Roger Casement, diplomate et poète.

Roger Casement, né le 1er septembre 1864 et mort le 3 août 1916, est un diplomate britannique de profession et un poète, un nationaliste et un révolutionnaire irlandais.

Il est connu pour son engagement contre les abus du système colonial dans l’État indépendant du Congo et dans le Putumayo (région de production du caoutchouc, contestée entre le Pérou et la Colombie) ainsi que pour son engagement révolutionnaire en Irlande.


Roger Casement est né en Irlande à Sandycove, dans la grande banlieue sud de Dublin, d’un père protestant et d’une mère catholique. Orphelin dès l’âge de dix ans, il est élevé par des cousins en Ulster.

Roger Casement vient en Afrique pour la première fois en 1883, à l’âge de 19 ans, en tant que diplomate. En 1884, il se lie avec le jeune Herbert Ward, pour lequel il éprouve une amitié indéfectible.
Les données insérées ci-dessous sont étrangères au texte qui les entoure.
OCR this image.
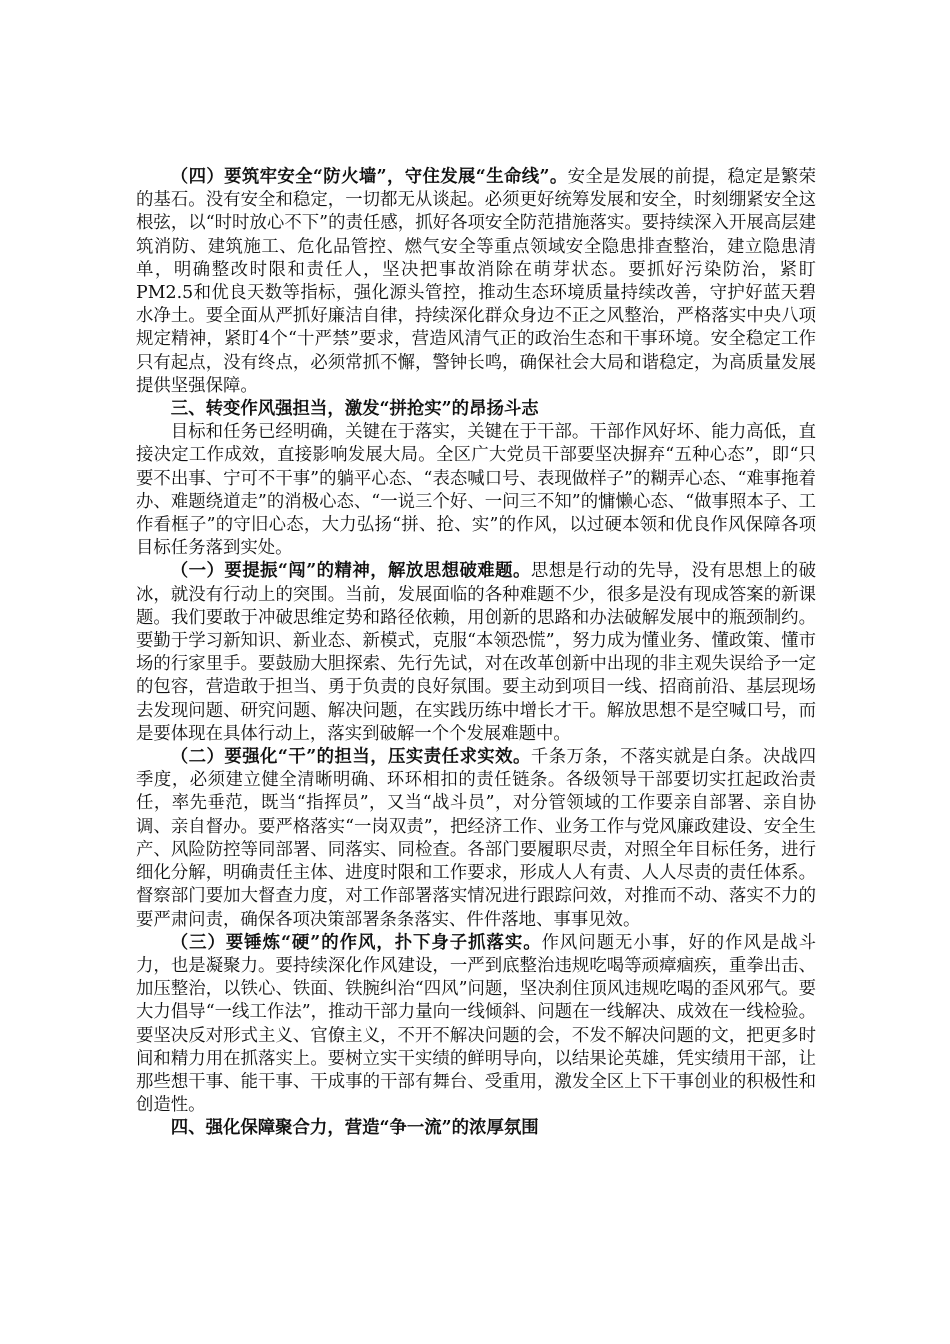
（四）要筑牢安全“防火墙”，守住发展“生命线”。安全是发展的前提，稳定是繁荣的基石。没有安全和稳定，一切都无从谈起。必须更好统筹发展和安全，时刻绷紧安全这根弦，以“时时放心不下”的责任感，抓好各项安全防范措施落实。要持续深入开展高层建筑消防、建筑施工、危化品管控、燃气安全等重点领域安全隐患排查整治，建立隐患清单，明确整改时限和责任人，坚决把事故消除在萌芽状态。要抓好污染防治，紧盯PM2.5和优良天数等指标，强化源头管控，推动生态环境质量持续改善，守护好蓝天碧水净土。要全面从严抓好廉洁自律，持续深化群众身边不正之风整治，严格落实中央八项规定精神，紧盯4个“十严禁”要求，营造风清气正的政治生态和干事环境。安全稳定工作只有起点，没有终点，必须常抓不懈，警钟长鸣，确保社会大局和谐稳定，为高质量发展提供坚强保障。

三、转变作风强担当，激发“拼抢实”的昂扬斗志

目标和任务已经明确，关键在于落实，关键在于干部。干部作风好坏、能力高低，直接决定工作成效，直接影响发展大局。全区广大党员干部要坚决摒弃“五种心态”，即“只要不出事、宁可不干事”的躺平心态、“表态喊口号、表现做样子”的糊弄心态、“难事拖着办、难题绕道走”的消极心态、“一说三个好、一问三不知”的慵懒心态、“做事照本子、工作看框子”的守旧心态，大力弘扬“拼、抢、实”的作风，以过硬本领和优良作风保障各项目标任务落到实处。

（一）要提振“闯”的精神，解放思想破难题。思想是行动的先导，没有思想上的破冰，就没有行动上的突围。当前，发展面临的各种难题不少，很多是没有现成答案的新课题。我们要敢于冲破思维定势和路径依赖，用创新的思路和办法破解发展中的瓶颈制约。要勤于学习新知识、新业态、新模式，克服“本领恐慌”，努力成为懂业务、懂政策、懂市场的行家里手。要鼓励大胆探索、先行先试，对在改革创新中出现的非主观失误给予一定的包容，营造敢于担当、勇于负责的良好氛围。要主动到项目一线、招商前沿、基层现场去发现问题、研究问题、解决问题，在实践历练中增长才干。解放思想不是空喊口号，而是要体现在具体行动上，落实到破解一个个发展难题中。

（二）要强化“干”的担当，压实责任求实效。千条万条，不落实就是白条。决战四季度，必须建立健全清晰明确、环环相扣的责任链条。各级领导干部要切实扛起政治责任，率先垂范，既当“指挥员”，又当“战斗员”，对分管领域的工作要亲自部署、亲自协调、亲自督办。要严格落实“一岗双责”，把经济工作、业务工作与党风廉政建设、安全生产、风险防控等同部署、同落实、同检查。各部门要履职尽责，对照全年目标任务，进行细化分解，明确责任主体、进度时限和工作要求，形成人人有责、人人尽责的责任体系。督察部门要加大督查力度，对工作部署落实情况进行跟踪问效，对推而不动、落实不力的要严肃问责，确保各项决策部署条条落实、件件落地、事事见效。

（三）要锤炼“硬”的作风，扑下身子抓落实。作风问题无小事，好的作风是战斗力，也是凝聚力。要持续深化作风建设，一严到底整治违规吃喝等顽瘴痼疾，重拳出击、加压整治，以铁心、铁面、铁腕纠治“四风”问题，坚决刹住顶风违规吃喝的歪风邪气。要大力倡导“一线工作法”，推动干部力量向一线倾斜、问题在一线解决、成效在一线检验。要坚决反对形式主义、官僚主义，不开不解决问题的会，不发不解决问题的文，把更多时间和精力用在抓落实上。要树立实干实绩的鲜明导向，以结果论英雄，凭实绩用干部，让那些想干事、能干事、干成事的干部有舞台、受重用，激发全区上下干事创业的积极性和创造性。

四、强化保障聚合力，营造“争一流”的浓厚氛围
En 1890, alors qu’il était consul à Matadi, il a une longue conversation avec Joseph Conrad lors de son arrivée dans l’État Indépendant du Congo et le met au courant des atrocités dont il a eu témoignage, aidant ainsi l’écrivain à recueillir les matériaux du roman Au cœur des ténèbres. Il restera en contact avec lui et le rencontrera à plusieurs reprises. Lors d’un séjour qu’il fait chez les Conrad en 1905, l’épouse de ce dernier le décrit comme « un protestant irlandais fanatique […] très élégant, avec une épaisse barbe noire, des yeux perçants et toujours mobiles, [dont] la personnalité m’a vivement impressionnée ». Les deux amis se détourneront cependant de lui lors de la Première Guerre mondiale, lorsque Roger Casement est emprisonné pour avoir sollicité l’intervention de l’Allemagne dans la cause de l’indépendance de l’Irlande.

En 1892, Roger Casement quitte le Congo pour rejoindre l’administration coloniale britannique au Nigeria. En 1895, il est nommé consul à Lourenço Marques (l’actuel Maputo). Il est ensuite nommé successivement consul britannique au Mozambique et en Angola en 1898, avant d’être désigné consul en août 1900 dans l’État indépendant du Congo, après érection de celui-ci en juridiction autonome séparée de Luanda. L’État indépendant du Congo est alors propriété de Léopold II.

Cela fait plusieurs années que le Foreign Office, à Londres — à la suite des témoignages du vice-consul Edward Bannister à Boma en 1894, puis aux rapports de William Pickersgill et d’Arthur Nightingale en 1895 et 1897 — souhaite avoir des preuves des exactions commises sur les territoires de l’É.i.C. contre des « travailleurs » venus des colonies britanniques de l’Afrique occidentale.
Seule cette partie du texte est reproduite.